Bu aileler, Oğuz boylarının beyleri olarak Türkistan-Horasan (İran) üstünden Anadolu’ya gelmişlerdir. Horasan Erenleri denilen bu önderler, Anadolu’da barışçıl bir dünya kurarak benim “13. Yüzyıl Türk Aydınlanması” dediğim bir Rönesans yaratmışlardır. Böylece bu liderler bir tür eren konumunda algılanmışlardır.

DİP DEDESİ KİMDİR?
İşte Kemal Kılıçdaroğlu, bu dört aileden birisi olan Seyyid Mahmud-ı Hayrani soyundan gelmektedir. Seyyid Mahmud-ı Hayrani, Hacı Bektaş-ı Veli’nin arkadaşlarından olup 1268 yılında Hakka yürümüş ve Akşehir’deki anıtmezarına (türbeye) konulmuştur.

Kılıçdaroğlu, bugün Tunceli bölgesinin en saygın ocaklarından Kureyşan (Kureyşliler) ocağına mensuptur ve ocağın liderlerindendir. Kureyşan Ocağı'nın atası da "Kureyş Baba" lakaplı Seyyid Mahmud-ı Kebir’dir. Kureyşlilerin Seyyid Mahmud-ı Kebir (Büyük Mahmud) dedikleri ataları da Seyyid Muhmud-ı Hayranî’nin ta kendisidir.
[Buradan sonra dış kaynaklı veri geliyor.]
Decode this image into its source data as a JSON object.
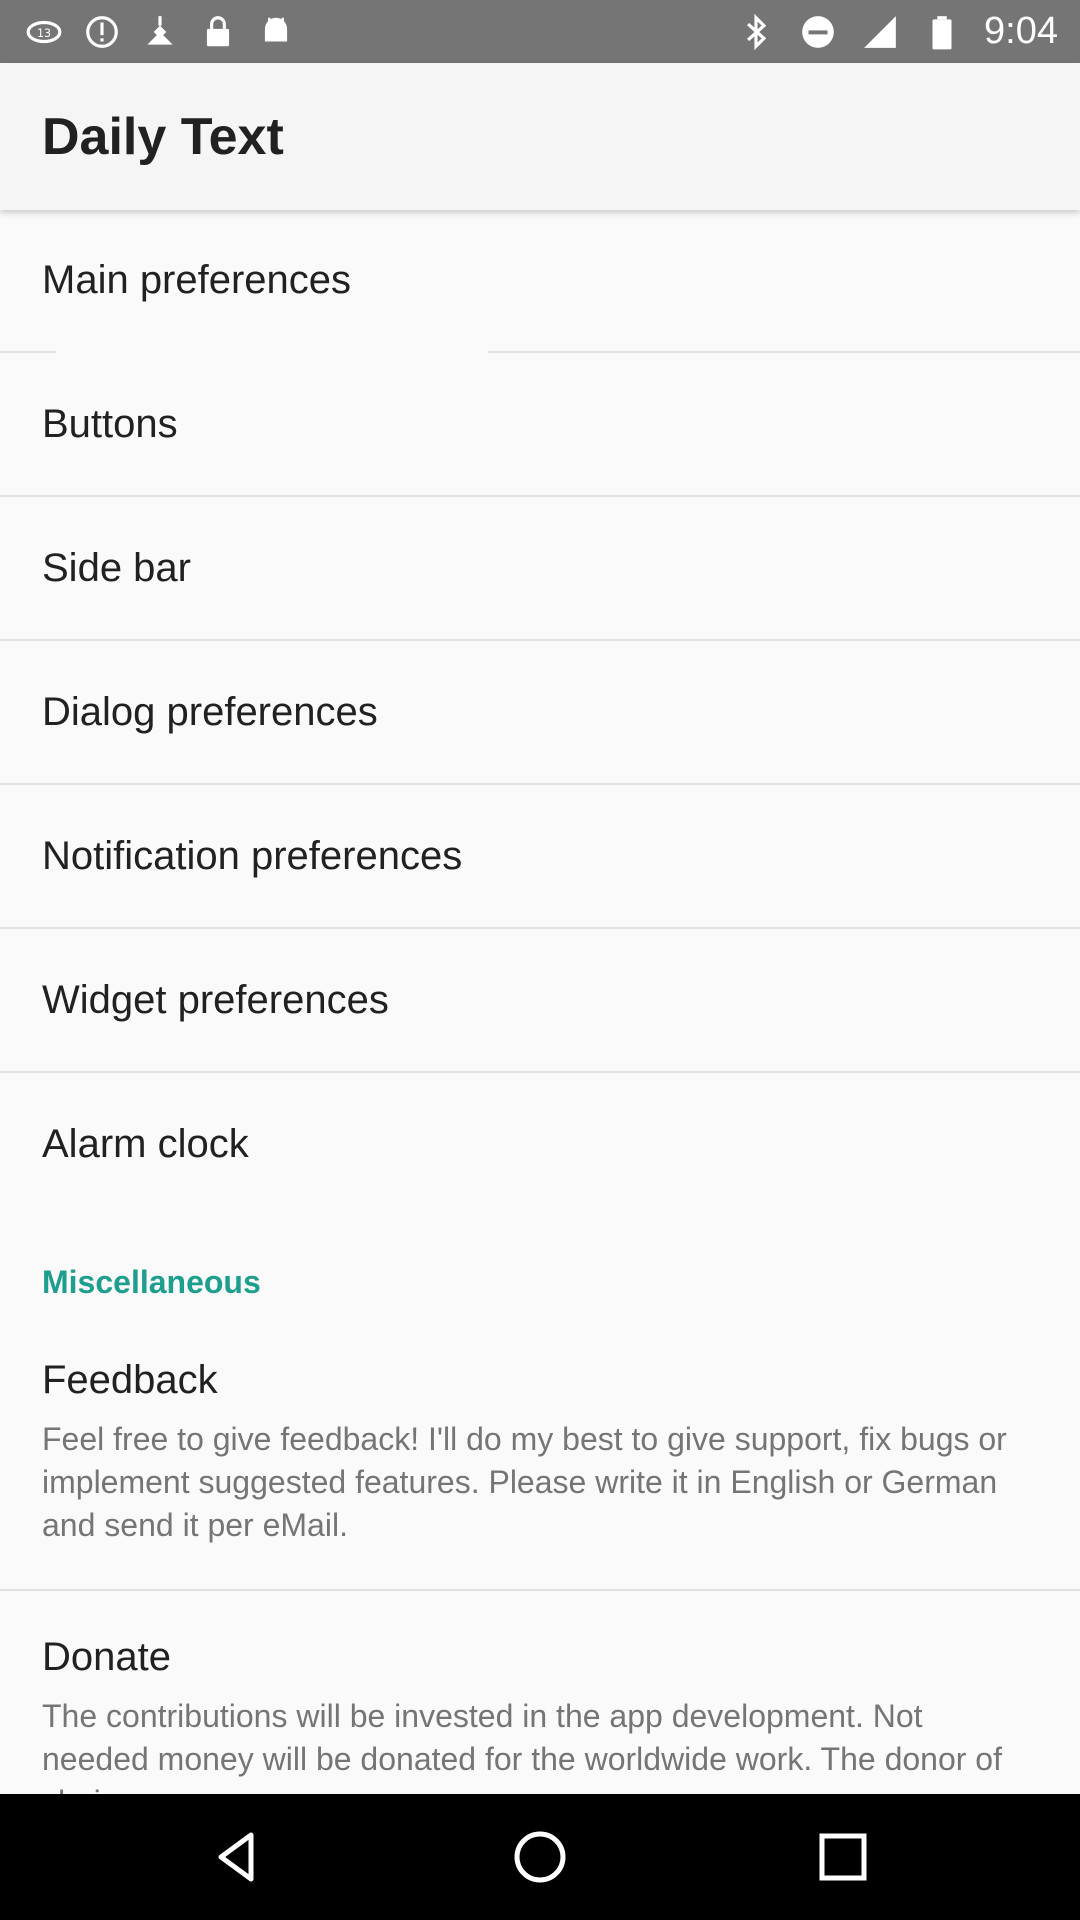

Kılıçdaroğlu’nun dip dedeleri Anadolu Selçuklu Devleti’nde üst düzey yöneticidir. Seyyid Mahmud-ı Hayrani’nin babası Selçuklu devlet adamlarından Mesud Paşa’dır. Kaynaklarda Mesut Paşa’nın babasının adı da Mahmud’dur. Yani; dedenin adı toruna verilmiştir.

Diyanet İşleri Başkanlığı’nın yayımladığı İslam Ansiklopedisi’nde yer alan Seyyid Mahmud-ı Hayrani ile ilgili şu bilgi; bu görüşümüzü doğrulamaktadır: “Türk ve İslâm Eserleri Müzesi’nde bulunan ve Selçuklu ağaç işçiliğinin güzel örneklerinden olan sandukasının üzerindeki kitâbeye göre babası Selçuklu devlet adamlarından Mesud Paşa olup dedesinin adı Mahmud’dur.”

Anlaşılıyor ki Kılıçdaroğlu’nun dedeleri Selçuklu sarayında yüksek dereceli beyler olarak çalışmışlardır. Sonraki yüzyıllarda Kureyşan (Koresin:Horasan) boyunun bir bölümü, Tunceli bölgelerine çekilerek kendisini baskılara karşı güvenceye almıştır.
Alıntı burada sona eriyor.